I have found myself coming up with new thoughts on visual languages for communicating in a shared virtual world, ideas for how to wander freely around a large open outdoor space while experiencing VR, for how to use detection of weight shift and changes in walk to make things happen in the virtual world, and lots more.

Let’s take just that last one. Wherever you go in a walk-around VR, you’re still standing on the ground. This limits what you can do convincingly. For example, taking off into the air like Superman might be problematic, because you can still clearly feel your feet on the ground, supporting your weight.

However, flying through the air like the Silver Surfer might be just fine, since you are supposed to be standing on something. Similar arguments can be made for riding on the back of a dragon in Pandora or a giant sandworm on Arrakis.

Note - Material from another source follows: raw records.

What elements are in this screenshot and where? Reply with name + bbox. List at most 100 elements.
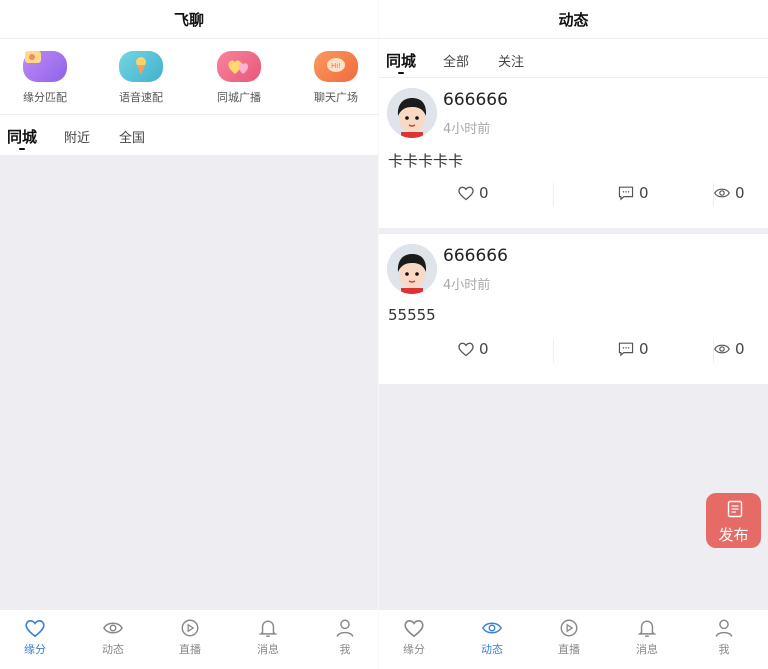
tabbar-item-feed[interactable]: 动态 — [462, 618, 522, 657]
feature-city-broadcast[interactable]: 同城广播 — [199, 51, 279, 105]
tabbar-label: 消息 — [257, 643, 279, 656]
feature-fate-match[interactable]: 缘分匹配 — [5, 51, 85, 105]
post-username[interactable]: 666666 — [443, 90, 508, 110]
tabbar-item-fate[interactable]: 缘分 — [5, 618, 65, 657]
tab-label: 全部 — [443, 55, 470, 70]
heart-outline-icon — [458, 186, 474, 201]
post-card[interactable]: 666666 4小时前 卡卡卡卡卡 0 0 0 — [379, 78, 768, 228]
tabbar-label: 动态 — [481, 643, 503, 656]
comment-count: 0 — [639, 184, 649, 202]
chat-bubble-icon — [23, 51, 67, 82]
post-time: 4小时前 — [443, 278, 491, 293]
tabbar-label: 我 — [339, 643, 351, 656]
post-content: 卡卡卡卡卡 — [388, 152, 464, 170]
post-username[interactable]: 666666 — [443, 246, 508, 266]
feed-tabs: 同城 全部 关注 — [379, 39, 768, 77]
tabbar-label: 缘分 — [403, 643, 425, 656]
feature-label: 聊天广场 — [314, 91, 358, 104]
person-icon — [336, 619, 354, 637]
publish-label: 发布 — [718, 526, 749, 544]
tabbar-item-messages[interactable]: 消息 — [238, 618, 298, 657]
bell-icon — [637, 620, 657, 637]
person-icon — [715, 619, 733, 637]
eye-icon — [482, 622, 502, 634]
heart-outline-icon — [404, 620, 424, 638]
bottom-tab-bar: 缘分 动态 直播 消息 我 — [0, 609, 378, 669]
feature-label: 语音速配 — [119, 91, 163, 104]
post-card[interactable]: 666666 4小时前 55555 0 0 0 — [379, 234, 768, 384]
active-tab-indicator — [19, 148, 25, 150]
tab-label: 同城 — [386, 52, 417, 70]
eye-icon — [714, 188, 730, 198]
feed-screen: 动态 同城 全部 关注 666666 4小时前 卡卡卡卡卡 0 0 0 6666… — [379, 0, 768, 669]
post-actions: 0 0 0 — [379, 181, 768, 211]
home-tabs: 同城 附近 全国 — [0, 115, 378, 155]
like-count: 0 — [479, 340, 489, 358]
action-divider — [553, 339, 554, 363]
bottom-tab-bar: 缘分 动态 直播 消息 我 — [379, 609, 768, 669]
action-divider — [553, 183, 554, 207]
home-screen: 飞聊 缘分匹配 语音速配 同城广播 Hi! 聊天广场 同城 附近 全国 缘分 动… — [0, 0, 378, 669]
feature-row: 缘分匹配 语音速配 同城广播 Hi! 聊天广场 — [0, 39, 378, 114]
post-actions: 0 0 0 — [379, 337, 768, 367]
page-title: 动态 — [558, 10, 589, 29]
home-title-bar: 飞聊 — [0, 0, 378, 38]
feature-chat-square[interactable]: Hi! 聊天广场 — [296, 51, 376, 105]
svg-text:Hi!: Hi! — [331, 62, 341, 70]
tabbar-item-me[interactable]: 我 — [315, 618, 375, 657]
like-count: 0 — [479, 184, 489, 202]
tab-label: 同城 — [7, 128, 38, 146]
tabbar-label: 直播 — [558, 643, 580, 656]
tabbar-label: 我 — [718, 643, 730, 656]
view-count-item: 0 — [713, 184, 745, 202]
comment-icon — [618, 342, 634, 357]
tabbar-label: 缘分 — [24, 643, 46, 656]
tab-nationwide[interactable]: 全国 — [119, 127, 145, 146]
tabbar-label: 消息 — [636, 643, 658, 656]
eye-icon — [103, 622, 123, 634]
tabbar-item-live[interactable]: 直播 — [160, 618, 220, 657]
play-circle-icon — [181, 619, 199, 637]
play-circle-icon — [560, 619, 578, 637]
comment-button[interactable]: 0 — [617, 184, 649, 202]
ice-cream-icon — [119, 51, 163, 82]
tab-nearby[interactable]: 附近 — [64, 127, 90, 146]
tab-same-city[interactable]: 同城 — [386, 50, 417, 74]
view-count-item: 0 — [713, 340, 745, 358]
tab-label: 附近 — [64, 131, 91, 146]
tab-label: 关注 — [498, 55, 525, 70]
avatar[interactable] — [387, 244, 437, 294]
comment-button[interactable]: 0 — [617, 340, 649, 358]
heart-outline-icon — [25, 620, 45, 638]
tab-same-city[interactable]: 同城 — [7, 126, 38, 150]
edit-note-icon — [727, 500, 742, 518]
feature-voice-match[interactable]: 语音速配 — [101, 51, 181, 105]
heart-outline-icon — [458, 342, 474, 357]
tab-all[interactable]: 全部 — [443, 51, 469, 70]
hi-bubble-icon: Hi! — [314, 51, 358, 82]
eye-icon — [714, 344, 730, 354]
tab-label: 全国 — [119, 131, 146, 146]
tab-following[interactable]: 关注 — [498, 51, 524, 70]
post-time: 4小时前 — [443, 122, 491, 137]
bell-icon — [258, 620, 278, 637]
active-tab-indicator — [398, 72, 404, 74]
publish-button[interactable]: 发布 — [706, 493, 761, 548]
tabbar-item-fate[interactable]: 缘分 — [384, 618, 444, 657]
tabbar-item-me[interactable]: 我 — [694, 618, 754, 657]
tabbar-item-live[interactable]: 直播 — [539, 618, 599, 657]
comment-icon — [618, 186, 634, 201]
avatar[interactable] — [387, 88, 437, 138]
heart-icon — [217, 51, 261, 82]
tabbar-item-messages[interactable]: 消息 — [617, 618, 677, 657]
post-content: 55555 — [388, 306, 436, 324]
page-title: 飞聊 — [173, 10, 204, 29]
feature-label: 同城广播 — [217, 91, 261, 104]
tabbar-label: 动态 — [102, 643, 124, 656]
comment-count: 0 — [639, 340, 649, 358]
tabbar-item-feed[interactable]: 动态 — [83, 618, 143, 657]
like-button[interactable]: 0 — [457, 184, 489, 202]
feed-title-bar: 动态 — [379, 0, 768, 38]
view-count: 0 — [735, 184, 745, 202]
like-button[interactable]: 0 — [457, 340, 489, 358]
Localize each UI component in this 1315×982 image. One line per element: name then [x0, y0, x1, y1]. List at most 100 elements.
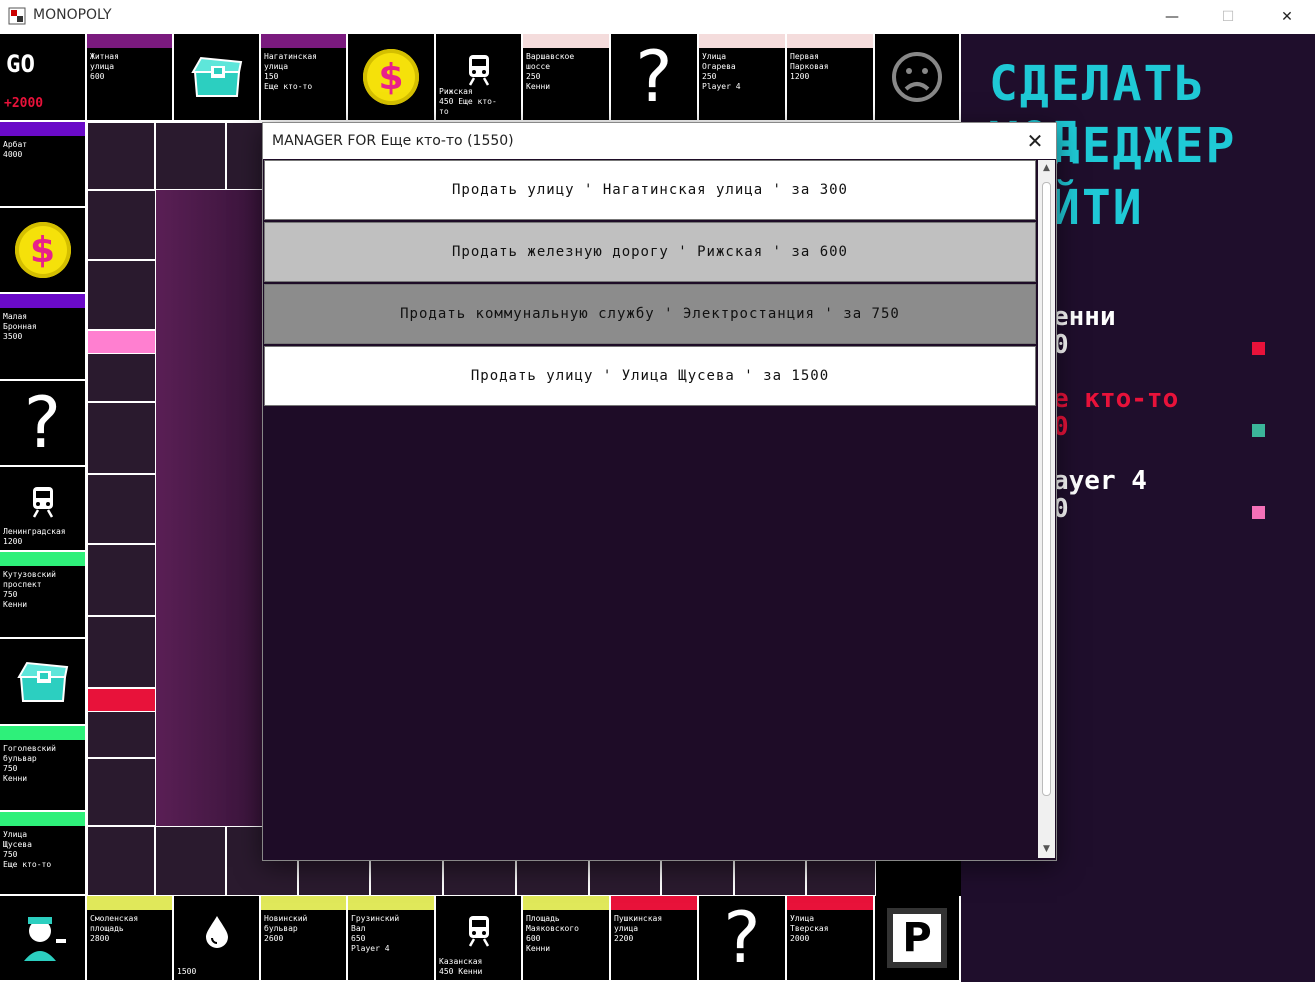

But then it becomes important to detect subtle shifts of weight. And you want to have that experience even if you were walking around before you took flight, which means that solutions that require you to stand still, like the Wii Fit, are inadequate.

Since I now know that it’s going to matter, I’m having a splendid time working out technological solutions that will be up to the job. I am looking forward to riding that sandworm.

3 Responses to “Riding the sandworm”

  1. J. Peterson says:

    My favorite VR hack from SIGGRAPH many years ago: A set of four large moving tiles, maybe two or three across, lined up in a row. As you walk over the row of floor tiles, they roll backwards, so you remain in place. As you walk, the last floor tile in the line scurries to the front, so it’s ready for your foot as you step on it. Depending on the path you see in the goggles, the tile drives to the right spot so it’s ready for your step.

  2. J. Peterson says:

    Google keyword: Circulafloor

  3. admin says:

    Yes, I remember it fondly. That was the first time anybody actually managed to implement that technique, although I also remember having discussions with colleagues about that approach going back at least to 1997, in response to seeing the omnidirectional treadmill paper at UIST in Banff. It’s very impressive work.

    Unfortunately, the actual experience is not ideal. The slow “restorative” movement that brings you back to the center of the room tends to throw off your balance, which is particularly bad when you are wearing a VR headset.